Jun 24, 2019 - Economy & Business
Expert Voices

Trump team slated for a full week of fraught global diplomacy

President Trump disembarking Air Force One

President Trump disembarking Air Force One. Photo: Loic Venance/AFP/Getty Images

Amid ongoing flare-ups between the U.S. and Iran, President Trump and his allies will travel this week to diplomatically engage allies on Middle East peace, North Korea’s nuclear program, U.S.–China trade and more.

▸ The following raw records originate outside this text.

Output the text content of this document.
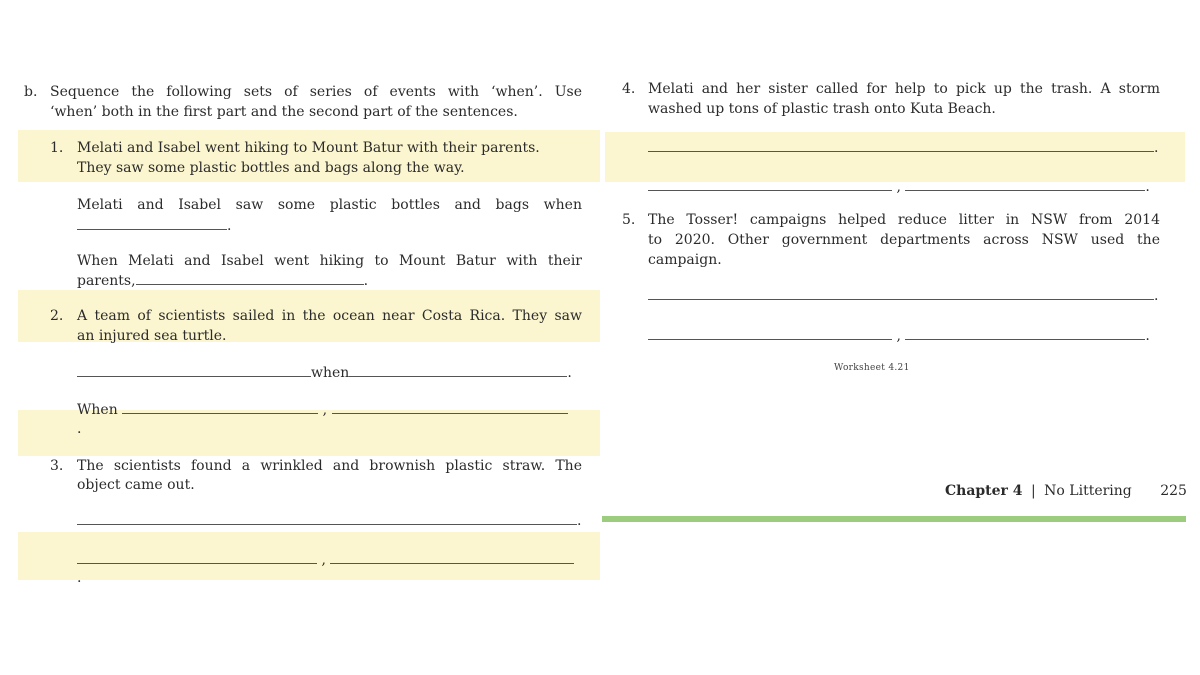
b. Sequence the following sets of series of events with ‘when’. Use
‘when’ both in the first part and the second part of the sentences.
1. Melati and Isabel went hiking to Mount Batur with their parents.
They saw some plastic bottles and bags along the way.
Melati and Isabel saw some plastic bottles and bags when
.
When Melati and Isabel went hiking to Mount Batur with their
parents,	.
2. A team of scientists sailed in the ocean near Costa Rica. They saw
an injured sea turtle.
when	.
When	,
.
3. The scientists found a wrinkled and brownish plastic straw. The
object came out.
.
,
.
4. Melati and her sister called for help to pick up the trash. A storm
washed up tons of plastic trash onto Kuta Beach.
.
,	.
5. The Tosser! campaigns helped reduce litter in NSW from 2014
to 2020. Other government departments across NSW used the
campaign.
.
,	.
Worksheet 4.21
Chapter 4 | No Littering 225
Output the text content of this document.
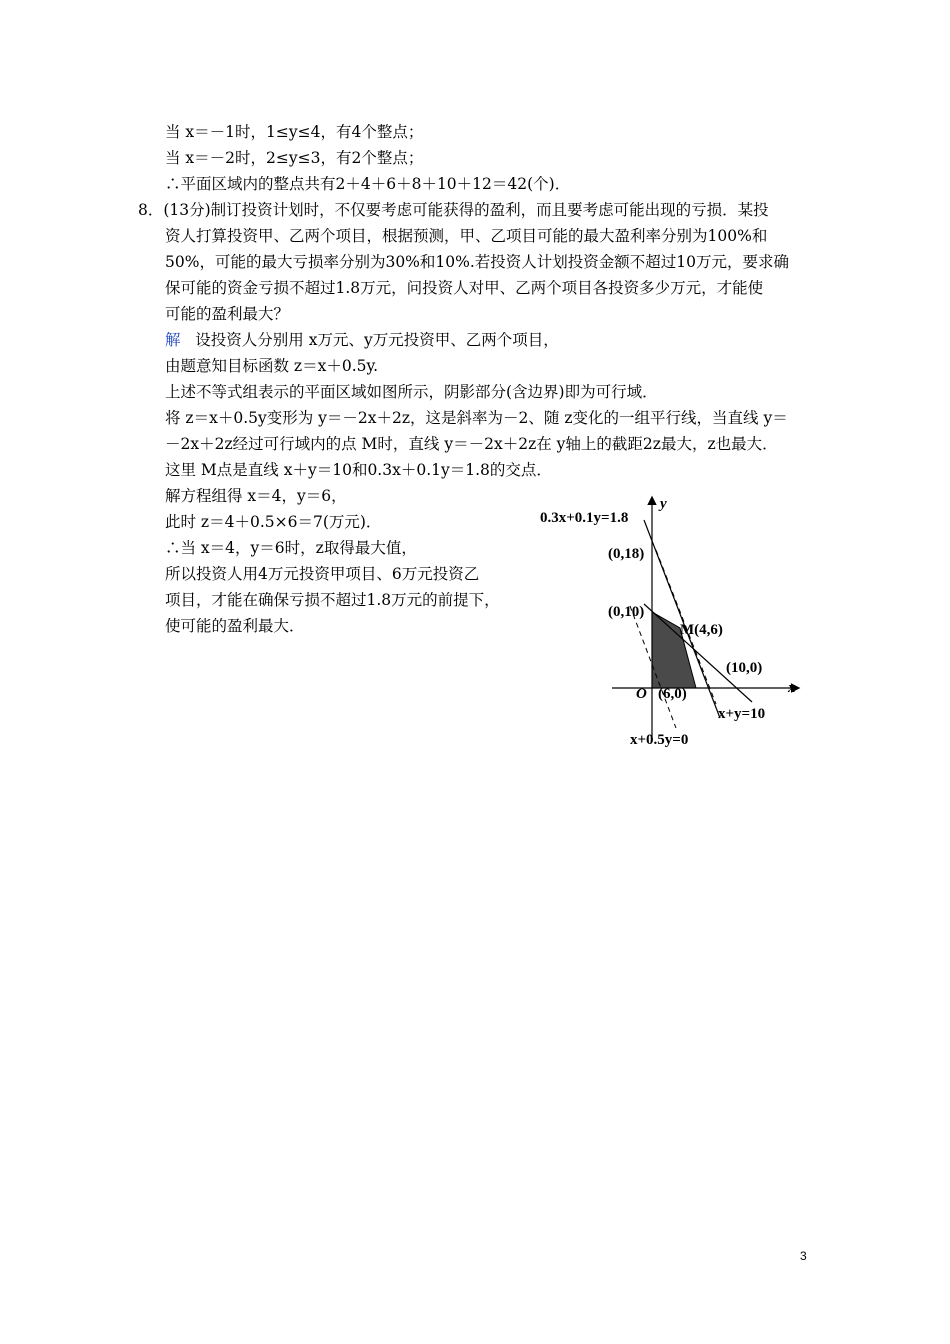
当 x＝－1时，1≤y≤4，有4个整点；
当 x＝－2时，2≤y≤3，有2个整点；
∴平面区域内的整点共有2＋4＋6＋8＋10＋12＝42(个)．
8．(13分)制订投资计划时，不仅要考虑可能获得的盈利，而且要考虑可能出现的亏损．某投
资人打算投资甲、乙两个项目，根据预测，甲、乙项目可能的最大盈利率分别为100%和
50%，可能的最大亏损率分别为30%和10%.若投资人计划投资金额不超过10万元，要求确
保可能的资金亏损不超过1.8万元，问投资人对甲、乙两个项目各投资多少万元，才能使
可能的盈利最大？
解 设投资人分别用 x万元、y万元投资甲、乙两个项目，
由题意知目标函数 z＝x＋0.5y.
上述不等式组表示的平面区域如图所示，阴影部分(含边界)即为可行域．
将 z＝x＋0.5y变形为 y＝－2x＋2z，这是斜率为－2、随 z变化的一组平行线，当直线 y＝
－2x＋2z经过可行域内的点 M时，直线 y＝－2x＋2z在 y轴上的截距2z最大，z也最大．
这里 M点是直线 x＋y＝10和0.3x＋0.1y＝1.8的交点．
解方程组得 x＝4，y＝6，
此时 z＝4＋0.5×6＝7(万元)．
∴当 x＝4，y＝6时，z取得最大值，
所以投资人用4万元投资甲项目、6万元投资乙
项目，才能在确保亏损不超过1.8万元的前提下，
使可能的盈利最大．
0.3x+0.1y=1.8
y
(0,18)
(0,10)
M(4,6)
(10,0)
x
O (6,0)
x+y=10
x+0.5y=0
3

Why it matters: The week's meetings present an opportunity for Trump and his team to demonstrate their ability to leverage diplomacy as a tool of American power. He’ll be taking on tough issues this week, and his administration's policies have in many ways amplified the work ahead.

What's happening:

  1. On June 24, Secretary of State Mike Pompeo met both Saudi Arabia's King Salman and Crown Prince Mohammed bin Salman in Jeddah, and will next head to the United Arab Emirates to further solidify a regional coalition against Iran. National security adviser John Bolton is in Jerusalem to meet Israeli and Russian officials in hopes of recruiting Russian support in containing Iran.
  2. On June 25–26, Jared Kushner will convene his Middle East peace meeting in Bahrain, with attendees from the Gulf states but without either the Israelis or the Palestinians. The plan asks other countries to pay for $50 billion in economic policies that no key players expect to yield a peace agreement. At the moment, the most promising outcome is a loose list of commitments.
  3. On June 28–29, Trump will join the G20 Summit in Japan to discuss the global economy and security issues. The highlight will be Trump’s bilateral meeting with Chinese President Xi Jinping, yet the negotiating teams are still far from a trade deal and that conflict could complicate Chinese cooperation on North Korea.
  4. On June 30, Trump will head to South Korea to meet with President Moon Jae-in, who is largely responsible for recent American diplomacy with North Korea and eager to resuscitate it.

Meanwhile, on June 26–27, Trump’s domestic opponents will have a 2-night national platform to criticize his policies during the Democratic presidential debates.

  • Candidates are likely to highlight Trump’s careening on Iran, where tensions have escalated to the brink of war; catatonic nuclear negotiations with North Korea, where two leader-level summits have secured no firm results; and the unilateral trade war against China, which is straining the U.S. economy.

The bottom line: Trump’s Iran bombing flip-flop last week suggests that he and his team still lack a coherent vision for determining and executing their national security goals. The week ahead will show whether he and his team manage a swing back toward multilateral problem-solving or continue the go-it-alone approach that is increasingly isolating the U.S. from its allies.

Joel Rubin is the president of the Washington Strategy Group and a former deputy assistant secretary of state.